Immaginiamo una civiltà in cui mostrare anche solo un pelo della barba sia inaccettabile, di fatto vietato dalle più radicate convenzioni sociali. Un uomo non può uscire di casa senza essersi rasato alla perfezione ogni mattina, e se incontra uno specchio si controllerà il viso ossessivamente.

Se per caso poi è di quelli ai quali la barba inizia a ricrescere entro sera, dovrà radersi di nuovo, oppure sceglierà di nascondersi agli occhi degli altri esseri umani indossando una maschera. Va a una cena di lavoro e ha un millimetro di barba? Maschera. Vede gli amici? Maschera. Esce a comprare le sigarette? Maschera.

Il disagio legato alla visione della barba è tale, in questa civiltà, da non essere mai messo in discussione. Ogni tanto qualche uomo protesta, dicendo che forse sarebbe il caso di rilassarsi, visto che i peli non hanno mai ucciso nessuno.

Ma la sua rivoluzione resta immaginata. Ne consegue che i prodotti per l’eliminazione della barba sono beni di prima necessità, non solo: in una civiltà siffatta troveremo normale che tali prodotti siano messi a disposizione gratis nei bagni pubblici, come la carta igienica, e costino poco o nulla, per permettere a chiunque (anche ai senzatetto) di averli a disposizione.

Gestire le mestruazioni

Naturalmente sto cercando di costruire un parallelismo con la gestione delle mestruazioni, ma non è semplice, sia perché la civiltà che mette la maschera ai maschi irsuti fa ridere e sembra solo un racconto surreale, sia perché il sangue, a differenza della barba, va gestito non solo per rispettare la convenzione sociale di non mostrarlo in pubblico (convenzione che potremmo trovare discutibile), ma anche per oggettivi problemi di comodità.

Una donna che decidesse di non usare prodotti mestruali incontrerebbe, convenzioni a parte, dei fastidi. Infatti le donne gestiscono le mestruazioni anche quando sono in casa da sole.

Oggi parliamo di nuovo di tampon tax perché il governo Meloni ha raddoppiato l’Iva sugli assorbenti (non solo sugli assorbenti, fra l’altro, anche sui prodotti per l’infanzia), dopo che meno di un anno fa l’aveva portata al 5 per cento.
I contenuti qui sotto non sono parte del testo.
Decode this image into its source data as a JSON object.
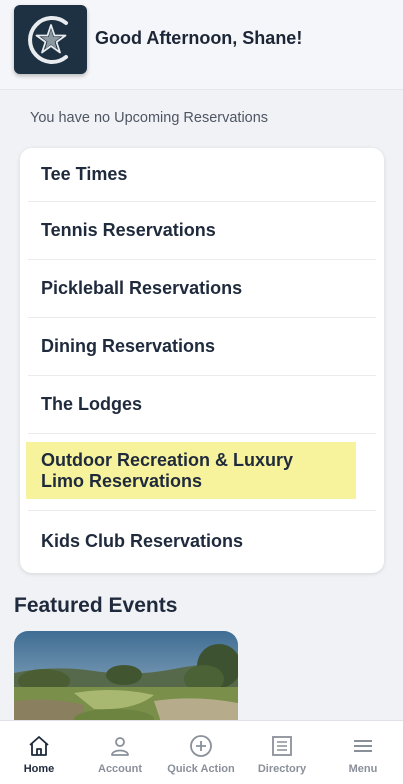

Da alcuni anni, a livello mondiale, si discute dell’eliminazione della tampon tax: piccola o grande, resta antipatica perché colpisce prodotti di prima necessità, acquistati però solo da una parte della popolazione. C’è un tema di disuguaglianza.

Cosa ci dicono le tasse

E la mia formazione economica mi porta sempre a pensare che la contabilità non è mai solo contabilità, e non è nemmeno solo un modello di ragionamento pratico. La maniera in cui gestiamo i conti piccoli e grandi rivela il nostro modello di realtà: le tasse raccontano una civiltà.

Resta da chiedersi però se, al di là dei simboli, l’eliminazione della tampon tax sia un meccanismo che funziona. Finora la riduzione si è tradotta in un flop, dato che i commercianti, in mancanza di controlli, non hanno trasferito il beneficio ai consumatori. I prezzi non sono scesi, e ora ci si aspetta che salgano. Ma anche se l’eliminazione della tassa funzionasse, ci sarebbe da chiedersi con quale impatto reale sulla vita delle persone. Il modello migliore resta quello scozzese, che ha reso tali prodotti gratuiti e accessibili a tutta la popolazione.

La contabilità racconta una civiltà e i suoi tabù, e le mestruazioni, si sa, mettono da sempre a disagio il maschilismo. Rendere i prodotti mestruali gratuiti, visibili e accessibili a chi li ha bisogno significa usare i soldi per raccontare, finalmente, il superamento di un disagio davvero stupido nella sua immensità.